While a stretch in terms of comedy, in 2005’s Pride and Prejudice, Elizabeth and Mr. Darcy meet in a field at dawn and finally proclaim their love for each other.

Meanwhile, Melvin and Carol walk the streets of New York late at night to discuss their relationship in the ending of As Good As It Gets. Both are changed people as the result of meeting one another, and for once, they are able to have a conversation without it turning into an awkward moment or heated argument.

Tula and Ian finally get married at the end of My Big Fat Greek Wedding, and it goes off without a hitch after a movie full of hilarious family conflicts.

Jerry Maguire returns home to tell his wife he loves her in front of her sister’s divorced women’s support group, restoring the entire room’s faith in love in a quiet, family setting.

Paul comes back for Holly at the end of Breakfast at Tiffany’s and helps her find her cat before they get together.

Jake Ryan picks Samantha up from the church and takes her back to his house for some birthday cake in Sixteen Candles.

These movies don’t need a crowd of people cheering them on or fireworks erupting around them. They just need to present thoughtful conversations that end with the characters walking hand in hand towards their happily ever after.

"Pretty in Pink" Ending

"Pretty in Pink"

"Pretty in Pink"

The Unexpected Ending

How do you stay with someone who doesn’t remember who you are each day? 50 First Dates figures it out by showing Henry and Lucy married with a kid and traveling in their ending that shows them having their cake and eating it too.

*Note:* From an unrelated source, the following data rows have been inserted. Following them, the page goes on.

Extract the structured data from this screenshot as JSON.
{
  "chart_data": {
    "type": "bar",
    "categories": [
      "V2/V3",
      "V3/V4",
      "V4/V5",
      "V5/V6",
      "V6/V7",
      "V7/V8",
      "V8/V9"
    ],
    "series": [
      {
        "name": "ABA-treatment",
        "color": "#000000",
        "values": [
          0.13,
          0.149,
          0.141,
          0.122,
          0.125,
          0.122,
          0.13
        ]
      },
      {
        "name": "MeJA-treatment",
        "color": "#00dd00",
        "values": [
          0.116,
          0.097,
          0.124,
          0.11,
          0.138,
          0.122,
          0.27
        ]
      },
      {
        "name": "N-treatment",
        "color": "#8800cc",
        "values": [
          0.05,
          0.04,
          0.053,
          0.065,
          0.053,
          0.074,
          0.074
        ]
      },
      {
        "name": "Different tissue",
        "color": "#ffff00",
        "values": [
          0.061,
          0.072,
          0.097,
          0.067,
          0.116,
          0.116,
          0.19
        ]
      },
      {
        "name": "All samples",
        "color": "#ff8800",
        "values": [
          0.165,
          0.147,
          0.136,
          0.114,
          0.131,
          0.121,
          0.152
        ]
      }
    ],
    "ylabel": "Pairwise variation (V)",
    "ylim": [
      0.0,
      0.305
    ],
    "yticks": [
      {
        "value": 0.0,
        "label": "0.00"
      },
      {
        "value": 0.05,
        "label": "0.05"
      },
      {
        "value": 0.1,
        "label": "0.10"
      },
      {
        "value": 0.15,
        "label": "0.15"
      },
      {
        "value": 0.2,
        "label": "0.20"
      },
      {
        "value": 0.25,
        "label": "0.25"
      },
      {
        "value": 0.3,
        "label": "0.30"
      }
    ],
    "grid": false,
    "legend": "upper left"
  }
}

What if your boyfriend is a zombie? Bring him back to life as they did in Warm Bodies.

What if things didn’t work out, but your best friend was there for you instead? In Pretty in Pink, you’re rooting for Duckie to get the girl, but you know Andie really wants to be with Blaine. So, Duckie gives her his blessing after Blaine apologizes to her, and she runs off to be with him despite their class differences.

Treat the Genre with Respect

Just because rom-coms don’t win Oscars or have very intricate plots doesn’t mean that their stories shouldn’t be treated with care and consideration. There are a lot of good ones out there that withstand the test of time. The ending can make or break a movie and help it reach a respected status deemed worthy of repeat viewings throughout the years.